Une femme fuyant l'annonce est une ode dédiée à toutes les mères et j'y ai donc été particulièrement sensible en tant que fils. Mais peut-être est-ce tout simplement un texte qui s'offre à toutes les femmes.
David Grossman parle ici d'une terre qu'il aime, d'une terre meurtrie, maculée de sang, d'une terre divisée par la guerre, il dit l'absurdité de la guerre, à tel point que des générations naissent les unes après les autres, sur cette terre où le seul destin qu'on leur apprend, d'un côté comme de l'autre et de haïr l'autre, donnant bêtement raison aux armes, aux barbelés, aux murs, aux pierres qu'on jette sur l'autre en face, à une haine viscérale, sans permettre l'effort pédagogique d'expliquer et de comprendre...
Elle s'appelle Ora, quel nom magnifique !
Les Israéliens ne naissent pas guerriers, on leur apprend à le devenir, trois ans d'éducation militaire,- le mot « éducation » est sans doute galvaudé ici, suffisent pour en faire des "pitbulls" bien dressés à l'encontre de l'ennemi palestinien de l'autre côté et les lâcher comme des fauves derrière leurs grillages. Et comme la guerre engendre la guerre, comme la haine attise la haine, en face ce n'est guère mieux. David Grossman, écrivain averti et sensible, sait cela mieux que personne, ayant payé un lourd tribut en perdant son fils en mission au Liban au moment où il écrivait ce livre et cela rend les pages encore plus éprises de douleurs...
Certains Israéliens, comme David Grossman, ont l'intelligence et le courage de dénoncer l'absurdité de cette guerre qui n'en finit pas, rêvant de paix enfin... À sa manière, il mène, aux côtés d'autres personnes engagées au sein de son pays, un combat pour cette paix, car oeuvrer pour la paix est aussi une forme de guerre avec des adversaires qui ne supporteraient pas un seul instant qu'Israël rejoigne cette paix.
À l'issue de son service militaire, le fils cadet d'Ora, Ofer, s'est porté volontaire pour mener un combat ultime et de plusieurs jours, vingt-huit jours précisément, contre une ville palestinienne, se coupant du reste du monde. Sa mère décide d'accomplir durant ses vingt-huit jours une randonnée en terre de Galilée,-l'endroit est loin d'être anodin, qu'elle avait initialement prévue avec Ofer. Elle maintient son projet et part avec un autre homme, Avram, amour de jeunesse, cet amant qu'elle n'a jamais oublié...

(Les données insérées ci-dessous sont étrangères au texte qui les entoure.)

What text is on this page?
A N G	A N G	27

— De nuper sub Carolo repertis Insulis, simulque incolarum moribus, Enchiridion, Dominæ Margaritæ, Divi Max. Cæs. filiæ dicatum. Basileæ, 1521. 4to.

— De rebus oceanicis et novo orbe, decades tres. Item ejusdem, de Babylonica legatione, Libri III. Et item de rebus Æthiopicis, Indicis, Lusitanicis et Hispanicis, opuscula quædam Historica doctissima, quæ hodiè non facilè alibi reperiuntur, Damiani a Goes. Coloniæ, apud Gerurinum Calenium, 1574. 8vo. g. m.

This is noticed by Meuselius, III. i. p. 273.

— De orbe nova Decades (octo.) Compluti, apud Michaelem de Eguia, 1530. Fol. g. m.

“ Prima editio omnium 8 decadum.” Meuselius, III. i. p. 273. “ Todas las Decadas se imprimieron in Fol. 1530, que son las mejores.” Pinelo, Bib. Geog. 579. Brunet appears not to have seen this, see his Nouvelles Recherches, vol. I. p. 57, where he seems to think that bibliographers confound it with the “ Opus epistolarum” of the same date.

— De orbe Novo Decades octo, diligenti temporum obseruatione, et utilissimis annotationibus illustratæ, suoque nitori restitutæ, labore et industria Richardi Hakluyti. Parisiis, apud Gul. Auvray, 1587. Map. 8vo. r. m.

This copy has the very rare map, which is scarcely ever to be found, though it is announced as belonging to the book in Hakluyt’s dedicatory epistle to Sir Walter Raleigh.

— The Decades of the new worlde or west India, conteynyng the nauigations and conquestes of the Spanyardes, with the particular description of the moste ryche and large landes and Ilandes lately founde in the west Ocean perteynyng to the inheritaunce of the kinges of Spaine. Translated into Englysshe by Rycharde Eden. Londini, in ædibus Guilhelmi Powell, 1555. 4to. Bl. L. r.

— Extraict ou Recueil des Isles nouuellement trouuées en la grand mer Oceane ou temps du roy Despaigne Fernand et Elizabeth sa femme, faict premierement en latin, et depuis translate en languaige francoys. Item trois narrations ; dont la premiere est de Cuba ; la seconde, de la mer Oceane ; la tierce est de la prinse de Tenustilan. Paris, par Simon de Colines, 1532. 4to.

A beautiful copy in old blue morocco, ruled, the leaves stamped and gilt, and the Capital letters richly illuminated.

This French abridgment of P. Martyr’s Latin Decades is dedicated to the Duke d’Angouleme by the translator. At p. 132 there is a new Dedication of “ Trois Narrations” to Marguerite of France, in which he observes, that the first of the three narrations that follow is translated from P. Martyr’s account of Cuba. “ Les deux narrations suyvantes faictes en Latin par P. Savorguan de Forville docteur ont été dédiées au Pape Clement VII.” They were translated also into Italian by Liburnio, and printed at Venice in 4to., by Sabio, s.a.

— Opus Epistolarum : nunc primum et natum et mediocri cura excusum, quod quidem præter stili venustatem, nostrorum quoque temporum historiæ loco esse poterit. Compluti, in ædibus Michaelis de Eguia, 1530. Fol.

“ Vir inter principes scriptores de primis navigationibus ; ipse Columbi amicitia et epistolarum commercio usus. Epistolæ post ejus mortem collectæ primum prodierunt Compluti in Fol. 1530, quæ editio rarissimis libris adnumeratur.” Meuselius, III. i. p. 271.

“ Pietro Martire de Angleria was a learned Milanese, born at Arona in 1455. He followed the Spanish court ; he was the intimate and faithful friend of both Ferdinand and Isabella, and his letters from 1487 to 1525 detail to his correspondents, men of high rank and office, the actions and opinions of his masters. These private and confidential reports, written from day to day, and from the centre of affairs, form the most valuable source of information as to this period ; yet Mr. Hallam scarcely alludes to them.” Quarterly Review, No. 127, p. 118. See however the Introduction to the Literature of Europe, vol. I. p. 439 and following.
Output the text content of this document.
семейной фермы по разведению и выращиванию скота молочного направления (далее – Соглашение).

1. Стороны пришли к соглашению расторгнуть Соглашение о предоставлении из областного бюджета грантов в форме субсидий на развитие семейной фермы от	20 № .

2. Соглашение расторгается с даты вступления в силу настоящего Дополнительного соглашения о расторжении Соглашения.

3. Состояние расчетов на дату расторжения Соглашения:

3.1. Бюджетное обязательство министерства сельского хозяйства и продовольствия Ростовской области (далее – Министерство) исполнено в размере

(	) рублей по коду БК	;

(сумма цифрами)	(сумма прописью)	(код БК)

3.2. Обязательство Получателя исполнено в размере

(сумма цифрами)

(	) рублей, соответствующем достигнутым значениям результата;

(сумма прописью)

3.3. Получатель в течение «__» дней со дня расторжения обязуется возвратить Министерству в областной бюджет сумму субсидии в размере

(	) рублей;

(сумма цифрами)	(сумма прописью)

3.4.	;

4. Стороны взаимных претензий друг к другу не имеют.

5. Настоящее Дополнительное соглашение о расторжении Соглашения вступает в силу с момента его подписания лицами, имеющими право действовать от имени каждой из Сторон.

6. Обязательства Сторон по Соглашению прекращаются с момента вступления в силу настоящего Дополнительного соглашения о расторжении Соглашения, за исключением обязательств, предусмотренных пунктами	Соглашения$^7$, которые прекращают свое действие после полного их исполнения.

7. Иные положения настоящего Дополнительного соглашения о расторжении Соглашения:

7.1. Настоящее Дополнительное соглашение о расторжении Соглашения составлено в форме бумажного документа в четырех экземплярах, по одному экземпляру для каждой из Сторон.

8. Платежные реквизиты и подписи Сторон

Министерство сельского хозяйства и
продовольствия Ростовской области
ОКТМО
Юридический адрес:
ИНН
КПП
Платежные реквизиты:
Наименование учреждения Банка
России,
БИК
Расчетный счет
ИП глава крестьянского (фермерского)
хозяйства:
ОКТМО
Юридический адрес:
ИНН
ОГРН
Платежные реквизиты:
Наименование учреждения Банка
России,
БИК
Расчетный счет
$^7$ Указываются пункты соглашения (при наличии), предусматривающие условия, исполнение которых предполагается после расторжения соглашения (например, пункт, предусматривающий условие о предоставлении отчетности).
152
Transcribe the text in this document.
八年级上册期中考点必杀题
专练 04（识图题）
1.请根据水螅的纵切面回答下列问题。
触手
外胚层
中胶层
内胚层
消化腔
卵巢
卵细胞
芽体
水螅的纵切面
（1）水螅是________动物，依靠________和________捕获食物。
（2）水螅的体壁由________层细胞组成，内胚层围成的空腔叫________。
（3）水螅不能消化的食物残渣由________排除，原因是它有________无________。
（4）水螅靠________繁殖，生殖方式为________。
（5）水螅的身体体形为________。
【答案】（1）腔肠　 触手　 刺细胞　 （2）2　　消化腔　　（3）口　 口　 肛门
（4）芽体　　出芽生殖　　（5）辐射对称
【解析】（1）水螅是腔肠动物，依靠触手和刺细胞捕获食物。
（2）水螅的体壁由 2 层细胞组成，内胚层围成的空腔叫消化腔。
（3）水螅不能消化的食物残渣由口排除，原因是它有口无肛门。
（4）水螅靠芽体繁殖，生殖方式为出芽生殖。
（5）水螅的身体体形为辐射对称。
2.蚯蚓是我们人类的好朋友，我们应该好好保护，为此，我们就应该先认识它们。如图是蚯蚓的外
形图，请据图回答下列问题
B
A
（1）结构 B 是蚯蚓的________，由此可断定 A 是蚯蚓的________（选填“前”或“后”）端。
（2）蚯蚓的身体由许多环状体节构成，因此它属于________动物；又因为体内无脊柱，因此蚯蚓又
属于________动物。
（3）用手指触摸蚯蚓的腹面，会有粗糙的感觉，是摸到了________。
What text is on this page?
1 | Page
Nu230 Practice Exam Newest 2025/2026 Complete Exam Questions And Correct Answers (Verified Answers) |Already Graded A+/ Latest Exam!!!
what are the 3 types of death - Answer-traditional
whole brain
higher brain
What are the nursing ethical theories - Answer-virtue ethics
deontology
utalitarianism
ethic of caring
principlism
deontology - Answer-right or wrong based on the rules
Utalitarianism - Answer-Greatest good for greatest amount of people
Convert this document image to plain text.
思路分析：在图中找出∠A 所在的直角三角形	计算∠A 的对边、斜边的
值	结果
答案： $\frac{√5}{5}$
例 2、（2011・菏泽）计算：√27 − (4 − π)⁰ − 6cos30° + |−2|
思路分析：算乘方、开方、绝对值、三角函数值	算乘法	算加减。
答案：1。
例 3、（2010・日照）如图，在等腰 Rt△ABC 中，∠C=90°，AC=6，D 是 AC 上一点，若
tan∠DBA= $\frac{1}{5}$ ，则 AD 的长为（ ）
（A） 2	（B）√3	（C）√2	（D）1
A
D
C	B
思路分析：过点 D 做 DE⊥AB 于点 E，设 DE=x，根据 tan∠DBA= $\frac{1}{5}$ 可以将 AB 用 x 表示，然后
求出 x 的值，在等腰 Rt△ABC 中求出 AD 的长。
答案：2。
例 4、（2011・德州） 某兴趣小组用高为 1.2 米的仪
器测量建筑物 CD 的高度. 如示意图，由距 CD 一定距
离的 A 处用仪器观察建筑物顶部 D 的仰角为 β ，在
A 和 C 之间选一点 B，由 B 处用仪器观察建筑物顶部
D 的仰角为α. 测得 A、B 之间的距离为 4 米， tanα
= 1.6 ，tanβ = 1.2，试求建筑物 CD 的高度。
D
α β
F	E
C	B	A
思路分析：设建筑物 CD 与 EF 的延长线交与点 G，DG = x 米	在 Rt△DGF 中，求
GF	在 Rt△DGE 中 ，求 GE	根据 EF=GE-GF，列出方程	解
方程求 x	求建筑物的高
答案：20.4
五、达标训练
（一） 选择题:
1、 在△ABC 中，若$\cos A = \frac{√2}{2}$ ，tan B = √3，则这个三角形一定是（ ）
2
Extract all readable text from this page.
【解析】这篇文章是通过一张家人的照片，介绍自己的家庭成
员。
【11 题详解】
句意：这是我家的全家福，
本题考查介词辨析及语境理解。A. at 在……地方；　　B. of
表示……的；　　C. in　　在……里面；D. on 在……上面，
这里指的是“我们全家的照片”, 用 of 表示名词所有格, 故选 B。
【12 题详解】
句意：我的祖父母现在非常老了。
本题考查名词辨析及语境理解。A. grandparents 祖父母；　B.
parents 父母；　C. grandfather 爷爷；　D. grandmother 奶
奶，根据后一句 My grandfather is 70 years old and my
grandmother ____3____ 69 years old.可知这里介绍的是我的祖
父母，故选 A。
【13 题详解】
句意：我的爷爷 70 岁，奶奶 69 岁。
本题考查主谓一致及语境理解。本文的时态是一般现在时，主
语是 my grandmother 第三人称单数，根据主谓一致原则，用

C'est un voyage autant physique qu'initiatique, chemin intérieur où résonne en elle déjà les affres d'un pressentiment à venir... C'est une pérégrination où les mots se tissent dans ce dialogue en chemin avec un homme qu'elle a aimé, avec ce fils qu'elle attend qui lui ressemble un peu, convoquant le passé, la mélancolie, l'écho et la force des mots qui semblent, durant ce chemin fait de sables, de pierres et de larmes, disposant ainsi des matériaux nécessaires pour construire une citadelle, une muraille, un songe permettant de reculer au plus loin l'annonce à venir...
Tant que les mots s'édifient ainsi, elle sait qu'elle maintient son fils Ofer en vie, alors elle parle, elle parle, telle une Shéhérazade contant toute la nuit et les autres nuits à venir, faisant ainsi venir des vagues de mots pour reculer la mort dans son ressac...
Est-ce une fuite en avant, un chemin qui prolonge un peu le dénouement à venir ou un retour sur le passé ?
Les paysages désertiques, comme cette terre de Galilée, terre ô combien symbolique, ont cela de grandiose qu'ils peuvent tout inventer et accueillir l'absence, lui donner corps...
Les paysages désertiques sont immenses pour tout accueillir...
Accueillir le geste insensé des guerres stupides et qui perdurent, accueillir le chagrin des mères qui pleurent des enfants morts ou qui vont mourir...
Accueillir nos émotions dans le sable des pages qui viennent plus tard...
J'ai aimé ce récit comme un regard particulier et sensible posé sur une mère, mais les mères, nos mères, sont aussi des femmes qui ont aimé et été aimées...
C'est un livre épris d'humanité.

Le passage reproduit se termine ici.